Classically that would be the whole story. Quantum mechanically, though, there is more to the story. If the owner of the game decided to measure $S_z$, then the result would be the same as the classical result. If the owner decided instead to measure $S_x$ or $S_y$, then $\mathbb{E}(w) = 0$ so the consumer would be indifferent between playing and not playing, which is certainly a different outcome from preferring not to play. In fact, if the consumer does not know for sure what the owner decides to measure, then probabilities could be assigned to the measurement choice itself, and these could then be used to find the expectation value of payoff or utility over all possible choices, where each of those choices will have an expected payoff or utility as well.
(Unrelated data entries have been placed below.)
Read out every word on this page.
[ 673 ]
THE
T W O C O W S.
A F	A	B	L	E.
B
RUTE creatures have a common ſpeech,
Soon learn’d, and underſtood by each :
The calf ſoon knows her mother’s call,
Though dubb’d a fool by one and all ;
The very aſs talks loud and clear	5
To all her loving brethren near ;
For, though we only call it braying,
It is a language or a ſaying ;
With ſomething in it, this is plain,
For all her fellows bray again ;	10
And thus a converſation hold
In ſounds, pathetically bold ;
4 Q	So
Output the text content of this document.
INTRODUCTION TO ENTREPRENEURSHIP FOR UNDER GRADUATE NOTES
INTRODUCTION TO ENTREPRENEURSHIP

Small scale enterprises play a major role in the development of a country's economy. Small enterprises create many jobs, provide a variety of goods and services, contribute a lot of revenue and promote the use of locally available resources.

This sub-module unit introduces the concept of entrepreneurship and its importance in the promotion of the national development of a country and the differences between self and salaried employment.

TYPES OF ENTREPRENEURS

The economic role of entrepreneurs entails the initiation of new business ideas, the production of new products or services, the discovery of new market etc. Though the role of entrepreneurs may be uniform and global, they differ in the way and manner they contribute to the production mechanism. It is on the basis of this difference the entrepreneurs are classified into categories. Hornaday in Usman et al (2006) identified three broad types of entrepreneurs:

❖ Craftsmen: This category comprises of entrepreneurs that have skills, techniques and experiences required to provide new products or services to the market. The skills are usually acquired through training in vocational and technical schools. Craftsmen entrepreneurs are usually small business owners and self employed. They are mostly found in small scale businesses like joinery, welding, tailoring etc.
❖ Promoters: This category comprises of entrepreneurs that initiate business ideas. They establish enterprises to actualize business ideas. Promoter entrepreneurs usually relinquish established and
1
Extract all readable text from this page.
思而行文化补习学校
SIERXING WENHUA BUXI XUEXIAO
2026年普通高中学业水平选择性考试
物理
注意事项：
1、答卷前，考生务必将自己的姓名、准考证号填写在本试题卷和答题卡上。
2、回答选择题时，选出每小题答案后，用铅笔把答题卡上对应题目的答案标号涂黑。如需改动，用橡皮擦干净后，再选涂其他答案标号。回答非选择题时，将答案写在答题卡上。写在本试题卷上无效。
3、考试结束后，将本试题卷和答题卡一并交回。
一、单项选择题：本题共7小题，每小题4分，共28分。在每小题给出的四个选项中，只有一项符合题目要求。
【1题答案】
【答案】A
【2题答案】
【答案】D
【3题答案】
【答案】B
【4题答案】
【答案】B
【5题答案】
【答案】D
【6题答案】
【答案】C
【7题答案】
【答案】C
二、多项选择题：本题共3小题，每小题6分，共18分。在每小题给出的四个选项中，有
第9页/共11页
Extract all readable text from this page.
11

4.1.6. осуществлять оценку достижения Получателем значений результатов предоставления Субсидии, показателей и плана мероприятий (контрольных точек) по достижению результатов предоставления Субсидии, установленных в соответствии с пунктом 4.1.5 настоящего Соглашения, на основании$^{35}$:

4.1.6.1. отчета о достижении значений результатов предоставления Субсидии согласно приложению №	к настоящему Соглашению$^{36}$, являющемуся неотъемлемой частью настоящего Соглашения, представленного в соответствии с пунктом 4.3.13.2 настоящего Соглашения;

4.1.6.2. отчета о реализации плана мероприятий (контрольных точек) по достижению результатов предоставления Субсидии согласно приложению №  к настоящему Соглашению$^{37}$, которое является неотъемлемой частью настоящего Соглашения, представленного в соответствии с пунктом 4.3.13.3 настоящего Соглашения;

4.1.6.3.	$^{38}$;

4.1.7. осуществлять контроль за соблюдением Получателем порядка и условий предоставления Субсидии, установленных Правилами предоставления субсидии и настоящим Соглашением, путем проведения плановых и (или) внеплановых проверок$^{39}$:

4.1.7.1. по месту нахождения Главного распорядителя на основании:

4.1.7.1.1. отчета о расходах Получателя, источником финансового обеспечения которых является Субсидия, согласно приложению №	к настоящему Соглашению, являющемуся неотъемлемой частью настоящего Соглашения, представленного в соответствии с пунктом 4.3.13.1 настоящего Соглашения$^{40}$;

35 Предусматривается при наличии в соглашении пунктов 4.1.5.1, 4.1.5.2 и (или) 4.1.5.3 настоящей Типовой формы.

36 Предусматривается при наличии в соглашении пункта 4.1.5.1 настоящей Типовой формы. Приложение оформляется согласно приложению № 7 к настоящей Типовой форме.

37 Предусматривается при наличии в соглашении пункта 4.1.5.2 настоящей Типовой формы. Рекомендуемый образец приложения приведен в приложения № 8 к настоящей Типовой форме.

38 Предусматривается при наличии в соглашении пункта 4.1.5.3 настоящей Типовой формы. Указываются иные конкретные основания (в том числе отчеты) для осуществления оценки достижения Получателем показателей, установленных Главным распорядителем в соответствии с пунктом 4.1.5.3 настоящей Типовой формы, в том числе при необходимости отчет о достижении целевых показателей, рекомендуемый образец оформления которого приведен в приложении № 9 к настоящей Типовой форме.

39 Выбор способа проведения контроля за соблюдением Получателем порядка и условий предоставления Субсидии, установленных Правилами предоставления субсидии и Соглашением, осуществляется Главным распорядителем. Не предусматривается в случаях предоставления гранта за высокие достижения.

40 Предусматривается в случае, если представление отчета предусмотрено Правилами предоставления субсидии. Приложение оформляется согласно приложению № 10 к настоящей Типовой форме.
One thing to look further at is how to extend this to include continuous ensembles. The example in class was how a state of the world might be the outdoor temperature measured in some range. The quantum mechanical equivalent might be having a continuum of systems, each infinitesimal one having a position inside a given range of allowed positions; the only issue with this is that matter is not continuous, so I don't think it is possible to have a density matrix in the form of $\rho = \int |\psi(s) \rangle \langle \psi(s)| \, ds$ for some continuous index $s$. However, that can certainly be further investigated, and maybe I'll do that next time. The point is that states of the world in analyzing expected utility can easily be generalized to include quantum states through density matrices, and the question of which observable to measure in a noncommuting set brings out some interesting behavior not seen in classical states.